Silver is edging lower today as market participants weigh their options after the sizeable correction. The recent double top pattern achieved its theoretical target of 22.90 and thus does not appear to exert bearish pressure anymore. Silver has actually returned inside its December 2022-February 2023 rectangle, hence pointing to a range-trading phase.
The bears are keen on another sell-off, but the momentum indicators are sending a very mixed signal at this stage. The Average Directional Movement Index (ADX) is slightly above its 25-threshold and pointing to a weakening bearish trend. The RSI is hovering below its 50-midpoint and the stochastic oscillator is trading sideways, a tad above its oversold territory. In addition, the relative tightening of the Bollinger bands could be seen as an extra sign of the potential consolidation inside the aforementioned rectangle.
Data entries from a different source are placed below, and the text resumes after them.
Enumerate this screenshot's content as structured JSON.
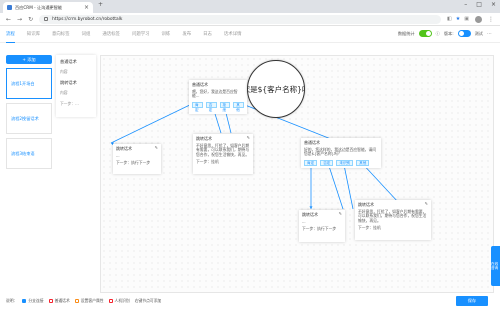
{
  "browser": {
    "tab_title": "百应CRM - 让沟通更智能",
    "url": "https://crm.byrobot.cn/robottalk"
  },
  "app_nav": {
    "items": [
      {
        "label": "流程"
      },
      {
        "label": "知识库"
      },
      {
        "label": "意向标签"
      },
      {
        "label": "词组"
      },
      {
        "label": "通话标签"
      },
      {
        "label": "问题学习"
      },
      {
        "label": "训练"
      },
      {
        "label": "发布"
      },
      {
        "label": "日志"
      },
      {
        "label": "话术详情"
      }
    ],
    "right": {
      "toggle1_label": "数据统计",
      "toggle2_label": "版本:",
      "toggle2_value": "测试"
    }
  },
  "left": {
    "add_button": "+ 添加",
    "flows": [
      {
        "label": "流程1开场白"
      },
      {
        "label": "流程2挽留话术"
      },
      {
        "label": "流程3结束语"
      }
    ]
  },
  "toolbox": {
    "items": [
      {
        "title": "普通话术",
        "sub": "内容"
      },
      {
        "title": "跳转话术",
        "sub": "内容"
      }
    ],
    "next_label": "下一步：..."
  },
  "canvas": {
    "magnifier_text": "您是${客户名称}吗",
    "nodes": [
      {
        "title": "普通话术",
        "text": "喂，您好，我这边是百应智能...",
        "chips": [
          "肯定",
          "否定",
          "拒绝",
          "其他"
        ]
      },
      {
        "title": "跳转话术",
        "text": "...",
        "next": "下一步：执行下一步"
      },
      {
        "title": "跳转话术",
        "text": "不好意思，打扰了，如客户后期有需要，可以联系我们，期待与您合作，祝您生活愉快，再见。",
        "next": "下一步：挂机"
      },
      {
        "title": "普通话术",
        "text": "好的，您这样的，我这边是百应智能，请问您是${客户名称}吗？",
        "chips": [
          "肯定",
          "否定",
          "未识别",
          "其他"
        ]
      },
      {
        "title": "跳转话术",
        "text": "...",
        "next": "下一步：执行下一步"
      },
      {
        "title": "跳转话术",
        "text": "不好意思，打扰了，如客户后期有需要，可以联系我们，期待与您合作，祝您生活愉快，再见。",
        "next": "下一步：挂机"
      }
    ]
  },
  "bottom": {
    "label": "说明：",
    "legend": [
      {
        "label": "分支连接"
      },
      {
        "label": "普通话术"
      },
      {
        "label": "设置客户属性"
      },
      {
        "label": "人机识别"
      },
      {
        "label": "右键节点可添加"
      }
    ],
    "save_button": "保存"
  },
  "side_tab": "在线咨询",
  "colors": {
    "accent": "#1890ff",
    "wire": "#1890ff",
    "toggle_on": "#52c41a"
  }
}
Amidst this environment, the bears appear to be targeting the 23.34 level populated by the 61.8% Fibonacci retracement of March 8, 2022 – September 1, 2022 downtrend and the 100-day simple moving average (SMA) respectively. Should they manage to break this level, they would then come up against the busy 22.13-22.58 area. This range is defined by the June 6, 2022 high, the 50% Fibonacci retracement and the 200-day SMA.
On the other hand, the bulls are anxiously trying to recover part of their recent losses. A successful break for the key 23.76 level would potentially help them build some momentum as they set their eyes on the 24.45-24.53 range. This is important from a short-term perspective as it is also the upper boundary of the recent rectangle. A decisive break could be a significant win for the bulls as they would then aim for the 78.6% Fibonacci retracement at 24.92.
To conclude, silver bears enjoyed the impressive decline, but they now have to fight even harder to maintain these gains, with 23.76 being the first key level.